For A1298C polymorphism, some studies agree with our results, including a meta-analysis study19, 20, 31 showing a lack of association with oral cancer risk. However, meta-analysis demonstrated that C allele has a possible preventive role for oral cancer.

In our study, the CBS 68 bp insertion allele (I) was neither associated with OSCC risk nor with heterozygous genotype (I/N) or polymorphic homozygous genotype (I/I), corroborating the results of Galbiatti et al., but unlike results for other tumor types such as prostate and upper gastrointestinal tract cancers.33, 34

MTHFR C677T polymorphism genotype prevalence varies to a great extent among different human populations. In Indians, the frequency of TT genotype is below 1 percent, whereas among Mexicans, it is above 30 percent; the TT genotype in our controls showed a 10.8 percent frequency, which is comparable to previous reports from Chinese and Puerto Rican populations,27, 35, 36, 37 and also in regions of Brazil.38, 39, 40 The frequencies of TT genotype demonstrated in studies with populations in southeastern Brazil range from 4.4 percent to 14 percent in the state of São Paulo.39, 41, 42 Control prevalence of variant MTHFR A1298C genotypes (CC) in our study was 4.9 percent, in agreement with studies in northeastern Brazil and also in other populations of the world, such as Chinese, Japanese, Polish, Italian and Americans19, 43, 44, 45, 46, 47, 48; however, there was little difference from frequencies observed in the state of São Paulo, with frequencies of 6.1 percent and 8.8 percent.41, 42

In our study, the CBS 68 bp insertion allele (I) was found in 7.8 percent of the control population.
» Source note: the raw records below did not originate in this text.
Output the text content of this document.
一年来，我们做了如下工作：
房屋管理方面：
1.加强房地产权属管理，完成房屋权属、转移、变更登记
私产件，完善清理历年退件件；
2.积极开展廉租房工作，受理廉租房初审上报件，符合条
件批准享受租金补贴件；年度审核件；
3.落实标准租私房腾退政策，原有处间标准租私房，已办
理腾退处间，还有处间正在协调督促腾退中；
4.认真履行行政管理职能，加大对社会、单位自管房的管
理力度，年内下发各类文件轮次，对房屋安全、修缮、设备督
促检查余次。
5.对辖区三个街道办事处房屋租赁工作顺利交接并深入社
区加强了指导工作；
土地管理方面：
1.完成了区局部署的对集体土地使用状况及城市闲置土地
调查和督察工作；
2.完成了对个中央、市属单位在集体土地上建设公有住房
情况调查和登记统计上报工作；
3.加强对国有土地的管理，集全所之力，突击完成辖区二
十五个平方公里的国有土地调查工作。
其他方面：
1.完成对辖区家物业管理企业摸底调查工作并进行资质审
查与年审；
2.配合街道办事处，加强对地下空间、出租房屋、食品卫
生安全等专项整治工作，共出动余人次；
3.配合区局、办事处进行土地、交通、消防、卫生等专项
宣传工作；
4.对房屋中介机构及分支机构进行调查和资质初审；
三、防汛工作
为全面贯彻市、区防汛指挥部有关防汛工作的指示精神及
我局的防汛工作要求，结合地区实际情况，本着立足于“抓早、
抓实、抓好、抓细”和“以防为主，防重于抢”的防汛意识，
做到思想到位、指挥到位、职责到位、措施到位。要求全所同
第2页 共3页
A similar frequency (7%) was observed in the Pakistani population; however, the allelic frequency was higher in another study conducted in São Paulo, Brazil. As found in another study, CBS 844ins68 polymorphism was not associated with clinical or histopathological features in our study.

Conclusion

In conclusion, MTHFR C677T CT and TT genotypes were associated with lymph node involvement, acting as a protective factor in OSCC, and the MTHFR A1298C AC + CC genotype was associated with tumor differentiation, which may be associated with a better prognosis. However, the results need to be confirmed in larger studies of patients and controls matched by smoking habit.

Conflicts of interest

The authors declare no conflicts of interest.